Revolution oder Evolution. Das Ende des Kapitalismus? Gespräch mit Roman Chlupatý. Aus dem Englischen von Hans Freundl

München: Carl Hanser Verlag 2013; 144 S.; geb., 15,90 €; ISBN 978-3-446-44304-4
Tomáš Sedláček und David Graeber führen ihr Streitgespräch von einem gemeinsamen Ausgangspunkt aus: es gelte, „das Schlimmste zu verhindern“ (13). Seine ihm eigene Spannung bezieht das dokumentierte Gespräch aus der Tatsache, dass Sedláček, Professor für Wirtschaftsgeschichte an der Karls‑Universität Prag, und Graeber, Professor an der London School of Economics, zwei sehr unterschiedliche Standpunkte einnehmen, wenn es um die Frage nach dem angemessenen Umgang mit den kapitalistischen Systemen der Gegenwart geht. Während der Anarchist Graeber die Ansicht vertritt, der Kapitalismus habe sich in Gänze durch immer massivere Systemkrisen und eine sich weiter zuspitzende soziale Ungleichheit diskreditiert, weswegen es „höchste Zeit [sei], mit einem Nachfolgesystem zu experimentieren“, ist Sedláček weniger radikal.

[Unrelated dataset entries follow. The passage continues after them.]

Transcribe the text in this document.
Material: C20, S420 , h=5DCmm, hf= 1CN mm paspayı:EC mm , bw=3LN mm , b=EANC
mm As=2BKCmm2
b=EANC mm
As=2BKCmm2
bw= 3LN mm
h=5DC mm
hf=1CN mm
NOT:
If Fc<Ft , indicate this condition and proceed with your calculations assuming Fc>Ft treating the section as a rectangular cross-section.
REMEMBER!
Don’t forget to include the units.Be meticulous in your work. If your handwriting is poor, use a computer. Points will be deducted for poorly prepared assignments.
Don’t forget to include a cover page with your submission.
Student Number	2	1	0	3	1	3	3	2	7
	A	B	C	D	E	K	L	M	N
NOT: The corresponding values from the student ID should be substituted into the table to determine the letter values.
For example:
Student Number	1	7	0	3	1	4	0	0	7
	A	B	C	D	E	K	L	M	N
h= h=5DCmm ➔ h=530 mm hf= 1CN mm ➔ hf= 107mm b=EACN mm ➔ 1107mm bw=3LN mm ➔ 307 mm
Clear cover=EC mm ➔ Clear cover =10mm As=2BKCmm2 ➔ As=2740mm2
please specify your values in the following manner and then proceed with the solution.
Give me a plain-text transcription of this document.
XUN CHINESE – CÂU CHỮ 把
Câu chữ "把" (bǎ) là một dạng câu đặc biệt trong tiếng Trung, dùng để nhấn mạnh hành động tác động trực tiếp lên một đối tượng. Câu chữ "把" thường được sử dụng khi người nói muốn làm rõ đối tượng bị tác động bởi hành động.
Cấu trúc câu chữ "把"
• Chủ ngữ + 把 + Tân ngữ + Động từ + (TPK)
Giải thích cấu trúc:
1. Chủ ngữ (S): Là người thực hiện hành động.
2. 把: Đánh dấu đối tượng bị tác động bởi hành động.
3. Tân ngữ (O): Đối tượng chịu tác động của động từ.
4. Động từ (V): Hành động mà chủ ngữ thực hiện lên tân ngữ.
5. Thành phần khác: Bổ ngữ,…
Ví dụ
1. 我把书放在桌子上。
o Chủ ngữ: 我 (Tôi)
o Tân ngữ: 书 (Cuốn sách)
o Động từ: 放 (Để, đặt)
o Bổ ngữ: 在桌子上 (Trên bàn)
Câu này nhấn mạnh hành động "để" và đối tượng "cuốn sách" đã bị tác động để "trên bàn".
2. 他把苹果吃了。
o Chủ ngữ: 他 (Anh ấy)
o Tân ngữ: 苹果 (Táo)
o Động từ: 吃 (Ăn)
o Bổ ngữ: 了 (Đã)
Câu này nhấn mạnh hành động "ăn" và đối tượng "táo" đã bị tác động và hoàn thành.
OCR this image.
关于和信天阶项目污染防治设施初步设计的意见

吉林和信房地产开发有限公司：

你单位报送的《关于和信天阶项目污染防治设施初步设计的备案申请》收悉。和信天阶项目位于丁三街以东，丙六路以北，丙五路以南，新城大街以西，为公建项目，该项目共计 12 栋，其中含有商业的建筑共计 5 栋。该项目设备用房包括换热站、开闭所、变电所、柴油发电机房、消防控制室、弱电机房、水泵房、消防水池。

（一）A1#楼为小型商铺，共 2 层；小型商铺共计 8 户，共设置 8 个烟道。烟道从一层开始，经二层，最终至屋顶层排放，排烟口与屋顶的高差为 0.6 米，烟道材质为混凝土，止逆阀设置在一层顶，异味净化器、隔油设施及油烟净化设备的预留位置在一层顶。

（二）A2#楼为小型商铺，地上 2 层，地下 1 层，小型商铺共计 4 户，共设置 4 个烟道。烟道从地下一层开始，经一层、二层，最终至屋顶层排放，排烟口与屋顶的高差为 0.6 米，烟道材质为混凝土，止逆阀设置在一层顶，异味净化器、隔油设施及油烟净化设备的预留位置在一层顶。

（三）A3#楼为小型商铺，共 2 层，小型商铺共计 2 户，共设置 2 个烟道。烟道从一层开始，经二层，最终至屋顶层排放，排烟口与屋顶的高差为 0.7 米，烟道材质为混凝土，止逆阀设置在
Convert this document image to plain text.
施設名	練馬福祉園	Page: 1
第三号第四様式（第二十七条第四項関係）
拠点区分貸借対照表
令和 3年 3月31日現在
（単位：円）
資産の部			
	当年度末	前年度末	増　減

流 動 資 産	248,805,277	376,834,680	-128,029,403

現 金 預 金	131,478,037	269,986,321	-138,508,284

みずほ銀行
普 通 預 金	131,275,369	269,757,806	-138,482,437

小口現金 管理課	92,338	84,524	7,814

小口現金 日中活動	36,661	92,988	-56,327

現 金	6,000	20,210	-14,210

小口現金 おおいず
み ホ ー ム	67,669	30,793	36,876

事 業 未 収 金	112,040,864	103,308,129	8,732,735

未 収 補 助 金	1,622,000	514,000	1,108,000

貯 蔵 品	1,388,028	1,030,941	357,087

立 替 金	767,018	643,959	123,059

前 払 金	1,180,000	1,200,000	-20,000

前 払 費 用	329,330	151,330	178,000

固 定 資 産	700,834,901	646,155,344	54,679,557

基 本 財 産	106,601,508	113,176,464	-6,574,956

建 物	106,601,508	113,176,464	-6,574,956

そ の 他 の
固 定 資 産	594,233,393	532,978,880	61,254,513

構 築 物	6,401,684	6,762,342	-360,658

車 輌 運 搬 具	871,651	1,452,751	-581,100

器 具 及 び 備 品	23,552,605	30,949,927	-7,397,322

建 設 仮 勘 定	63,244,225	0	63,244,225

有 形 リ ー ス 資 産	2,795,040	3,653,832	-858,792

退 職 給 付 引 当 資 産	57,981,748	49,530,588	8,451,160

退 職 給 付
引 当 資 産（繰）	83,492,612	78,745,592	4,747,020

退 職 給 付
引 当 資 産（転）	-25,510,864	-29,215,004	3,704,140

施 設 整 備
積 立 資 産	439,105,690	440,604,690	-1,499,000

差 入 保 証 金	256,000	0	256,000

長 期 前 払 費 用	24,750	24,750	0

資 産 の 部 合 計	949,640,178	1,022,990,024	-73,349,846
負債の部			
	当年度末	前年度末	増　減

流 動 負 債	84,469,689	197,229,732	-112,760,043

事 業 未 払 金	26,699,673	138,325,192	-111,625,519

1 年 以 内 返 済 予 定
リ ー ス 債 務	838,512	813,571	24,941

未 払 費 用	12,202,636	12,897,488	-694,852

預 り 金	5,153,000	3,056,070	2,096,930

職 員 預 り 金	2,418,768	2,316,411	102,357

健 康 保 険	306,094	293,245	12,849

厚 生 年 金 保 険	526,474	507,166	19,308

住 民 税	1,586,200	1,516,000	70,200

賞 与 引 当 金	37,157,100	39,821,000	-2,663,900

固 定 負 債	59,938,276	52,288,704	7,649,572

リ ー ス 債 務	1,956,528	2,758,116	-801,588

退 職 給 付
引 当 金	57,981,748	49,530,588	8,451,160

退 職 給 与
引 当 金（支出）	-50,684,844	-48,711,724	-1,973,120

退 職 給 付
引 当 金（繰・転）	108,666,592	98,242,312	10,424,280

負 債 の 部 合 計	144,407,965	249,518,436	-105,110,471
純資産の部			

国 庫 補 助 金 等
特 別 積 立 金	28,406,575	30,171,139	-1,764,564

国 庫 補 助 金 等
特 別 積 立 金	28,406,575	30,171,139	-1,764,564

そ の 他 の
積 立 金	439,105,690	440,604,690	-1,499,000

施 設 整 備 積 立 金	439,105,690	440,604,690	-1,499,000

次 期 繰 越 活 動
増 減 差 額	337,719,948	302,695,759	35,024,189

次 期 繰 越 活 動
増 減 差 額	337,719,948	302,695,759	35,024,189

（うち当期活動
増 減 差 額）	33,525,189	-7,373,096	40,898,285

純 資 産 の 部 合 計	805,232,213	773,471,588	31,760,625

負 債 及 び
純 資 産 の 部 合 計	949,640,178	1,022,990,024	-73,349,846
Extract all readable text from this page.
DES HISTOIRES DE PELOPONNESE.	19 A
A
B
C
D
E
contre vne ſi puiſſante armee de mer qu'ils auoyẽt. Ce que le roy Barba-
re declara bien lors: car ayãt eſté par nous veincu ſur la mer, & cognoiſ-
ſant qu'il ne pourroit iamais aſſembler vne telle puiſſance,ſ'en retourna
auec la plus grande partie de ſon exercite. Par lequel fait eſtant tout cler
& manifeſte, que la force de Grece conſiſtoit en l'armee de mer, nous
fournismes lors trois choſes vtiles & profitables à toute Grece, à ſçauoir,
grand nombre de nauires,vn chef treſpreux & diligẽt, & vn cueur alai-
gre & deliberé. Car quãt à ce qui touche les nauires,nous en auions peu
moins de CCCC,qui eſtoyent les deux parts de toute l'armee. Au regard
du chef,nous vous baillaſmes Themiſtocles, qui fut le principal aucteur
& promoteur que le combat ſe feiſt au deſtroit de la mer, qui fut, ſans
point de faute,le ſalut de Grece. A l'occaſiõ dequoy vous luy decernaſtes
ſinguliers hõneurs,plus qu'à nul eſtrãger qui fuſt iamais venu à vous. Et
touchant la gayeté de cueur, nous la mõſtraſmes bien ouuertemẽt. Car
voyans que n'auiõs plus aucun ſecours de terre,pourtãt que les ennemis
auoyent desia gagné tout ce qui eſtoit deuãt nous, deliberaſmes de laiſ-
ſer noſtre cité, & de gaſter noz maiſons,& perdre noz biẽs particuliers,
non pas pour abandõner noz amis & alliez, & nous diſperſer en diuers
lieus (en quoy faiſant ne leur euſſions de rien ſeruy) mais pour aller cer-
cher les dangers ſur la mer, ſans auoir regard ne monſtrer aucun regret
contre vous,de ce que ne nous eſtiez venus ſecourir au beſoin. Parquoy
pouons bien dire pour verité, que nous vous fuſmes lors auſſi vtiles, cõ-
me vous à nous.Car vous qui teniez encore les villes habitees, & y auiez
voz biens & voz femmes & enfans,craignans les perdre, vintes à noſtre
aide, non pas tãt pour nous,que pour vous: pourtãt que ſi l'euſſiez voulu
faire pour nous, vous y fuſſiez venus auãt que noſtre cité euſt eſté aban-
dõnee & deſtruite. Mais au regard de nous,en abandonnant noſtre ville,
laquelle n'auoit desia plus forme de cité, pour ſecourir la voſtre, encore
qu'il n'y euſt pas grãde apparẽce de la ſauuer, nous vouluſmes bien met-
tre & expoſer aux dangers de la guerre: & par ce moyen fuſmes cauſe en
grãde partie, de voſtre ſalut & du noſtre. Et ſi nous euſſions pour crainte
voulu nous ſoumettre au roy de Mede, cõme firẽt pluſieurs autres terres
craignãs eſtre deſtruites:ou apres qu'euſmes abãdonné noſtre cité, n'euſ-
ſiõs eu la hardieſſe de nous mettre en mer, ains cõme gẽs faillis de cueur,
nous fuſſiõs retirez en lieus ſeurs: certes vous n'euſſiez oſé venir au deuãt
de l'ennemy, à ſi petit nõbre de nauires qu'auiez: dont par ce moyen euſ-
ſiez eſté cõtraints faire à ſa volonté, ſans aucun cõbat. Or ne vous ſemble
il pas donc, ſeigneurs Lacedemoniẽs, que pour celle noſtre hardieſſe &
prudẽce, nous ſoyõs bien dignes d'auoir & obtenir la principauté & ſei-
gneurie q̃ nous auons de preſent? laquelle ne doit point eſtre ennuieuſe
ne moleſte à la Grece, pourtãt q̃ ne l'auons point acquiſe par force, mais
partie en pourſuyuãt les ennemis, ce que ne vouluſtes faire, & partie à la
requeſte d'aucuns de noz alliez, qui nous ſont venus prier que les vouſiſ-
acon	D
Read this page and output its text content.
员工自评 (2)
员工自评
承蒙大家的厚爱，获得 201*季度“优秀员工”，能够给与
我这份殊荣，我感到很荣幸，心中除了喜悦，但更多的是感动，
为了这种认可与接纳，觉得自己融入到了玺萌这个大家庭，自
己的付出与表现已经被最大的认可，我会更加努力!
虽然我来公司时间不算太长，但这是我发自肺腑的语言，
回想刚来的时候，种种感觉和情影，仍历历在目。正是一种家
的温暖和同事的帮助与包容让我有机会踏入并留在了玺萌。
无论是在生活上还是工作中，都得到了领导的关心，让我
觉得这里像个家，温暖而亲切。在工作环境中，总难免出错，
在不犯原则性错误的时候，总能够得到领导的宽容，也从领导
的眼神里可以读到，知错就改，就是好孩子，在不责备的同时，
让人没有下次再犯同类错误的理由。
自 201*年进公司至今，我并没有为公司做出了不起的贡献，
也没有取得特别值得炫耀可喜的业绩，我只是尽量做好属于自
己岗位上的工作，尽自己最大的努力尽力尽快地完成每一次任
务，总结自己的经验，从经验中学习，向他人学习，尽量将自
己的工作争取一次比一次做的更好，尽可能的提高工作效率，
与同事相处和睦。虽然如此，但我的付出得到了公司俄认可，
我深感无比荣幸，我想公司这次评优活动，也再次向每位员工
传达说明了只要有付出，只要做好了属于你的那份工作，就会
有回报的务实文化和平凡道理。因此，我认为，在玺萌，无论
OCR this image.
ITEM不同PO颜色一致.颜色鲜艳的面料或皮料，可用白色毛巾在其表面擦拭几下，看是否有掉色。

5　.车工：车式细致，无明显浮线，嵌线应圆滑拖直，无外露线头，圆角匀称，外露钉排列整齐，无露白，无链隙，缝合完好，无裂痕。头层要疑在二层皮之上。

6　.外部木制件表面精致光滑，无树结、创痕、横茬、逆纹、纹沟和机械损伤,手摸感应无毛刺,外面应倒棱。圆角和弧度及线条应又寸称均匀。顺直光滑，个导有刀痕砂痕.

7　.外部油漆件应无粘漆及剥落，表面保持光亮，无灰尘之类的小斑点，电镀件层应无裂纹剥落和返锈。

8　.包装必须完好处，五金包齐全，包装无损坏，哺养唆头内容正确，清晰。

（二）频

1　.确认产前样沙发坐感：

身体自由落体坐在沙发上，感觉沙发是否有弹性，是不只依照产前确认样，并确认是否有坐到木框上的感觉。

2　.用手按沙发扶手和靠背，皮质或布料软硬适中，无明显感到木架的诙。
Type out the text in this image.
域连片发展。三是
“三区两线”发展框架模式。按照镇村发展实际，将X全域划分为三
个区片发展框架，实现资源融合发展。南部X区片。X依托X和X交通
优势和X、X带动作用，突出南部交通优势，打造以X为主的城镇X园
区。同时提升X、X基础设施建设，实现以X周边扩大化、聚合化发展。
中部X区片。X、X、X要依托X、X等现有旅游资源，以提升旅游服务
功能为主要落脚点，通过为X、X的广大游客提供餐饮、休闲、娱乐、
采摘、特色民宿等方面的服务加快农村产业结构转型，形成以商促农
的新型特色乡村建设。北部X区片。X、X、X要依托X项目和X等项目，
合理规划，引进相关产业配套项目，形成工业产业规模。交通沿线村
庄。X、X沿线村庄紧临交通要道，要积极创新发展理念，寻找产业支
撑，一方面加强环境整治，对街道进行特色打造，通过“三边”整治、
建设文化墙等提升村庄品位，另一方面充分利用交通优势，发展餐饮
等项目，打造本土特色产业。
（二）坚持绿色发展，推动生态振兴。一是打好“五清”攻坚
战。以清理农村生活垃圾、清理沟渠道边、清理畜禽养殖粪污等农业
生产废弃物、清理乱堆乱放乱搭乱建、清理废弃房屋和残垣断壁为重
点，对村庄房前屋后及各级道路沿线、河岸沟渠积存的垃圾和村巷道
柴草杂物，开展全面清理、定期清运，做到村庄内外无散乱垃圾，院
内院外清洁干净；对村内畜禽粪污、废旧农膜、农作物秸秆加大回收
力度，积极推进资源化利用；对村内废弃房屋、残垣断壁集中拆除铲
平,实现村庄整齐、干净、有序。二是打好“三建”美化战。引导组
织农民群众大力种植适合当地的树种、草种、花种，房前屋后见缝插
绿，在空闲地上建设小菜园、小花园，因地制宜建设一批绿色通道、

Aus seiner Perspektive eines Reformkapitalismus heißt das: Man müsse „den Kapitalismus im Grundsatz erhalten und ihm helfen [...], sich zu erholen.“ (12). Während beide die Option eines gewaltsamen Umsturzes, zumindest aber die Wirkmächtigkeit einer globalen antikapitalistischen Bewegung (Stichwort: Occupy), als gegeben betrachten und die Ursachen hierfür recht pauschal dem kapitalistischen System und seinen unmoralischen Institutionen anlasten, erweist sich die Beantwortung der Frage nach dem konkreten „Was tun?“ als wesentlich schwieriger. Gilt es etwa, „sich mit politischen Autoritäten zu verbünden, die die Logik des Marktes bis zu einem gewissen Grad einschränken“ (43), wie Graeber meint? Nur: Welche Autoritäten sollten das sein, und bis zu welchem Grad bedarf es der Einschränkung des Marktes? Oder gelingt eine Umwälzung des Bestehenden eher unter Rückbesinnung auf die „Prinzipien direkter Demokratie und Aktion“ (116)? Sedláček dagegen favorisiert eher unkonventionelles Denken, eine Abkehr von überkommenen Modellen, um das Zeitalter des Kapitalismus von Grund auf zu verändern. Umdenken scheint für ihn so simpel wie zentral, denn: „Wir glauben, dass wir in einem postideologischen Zeitalter leben, in Wirklichkeit aber ist es das am stärksten ideologisch geprägte Zeitalter, das es jemals gegeben hat“ (120). Insofern punktet das Buch nicht mit Lösungen, sondern mit den Denkanstößen, die in Form der versammelten Gespräche vorgetragen werden, es zeigen sich neue, andere, mitunter aber auch banal erscheinende Perspektiven.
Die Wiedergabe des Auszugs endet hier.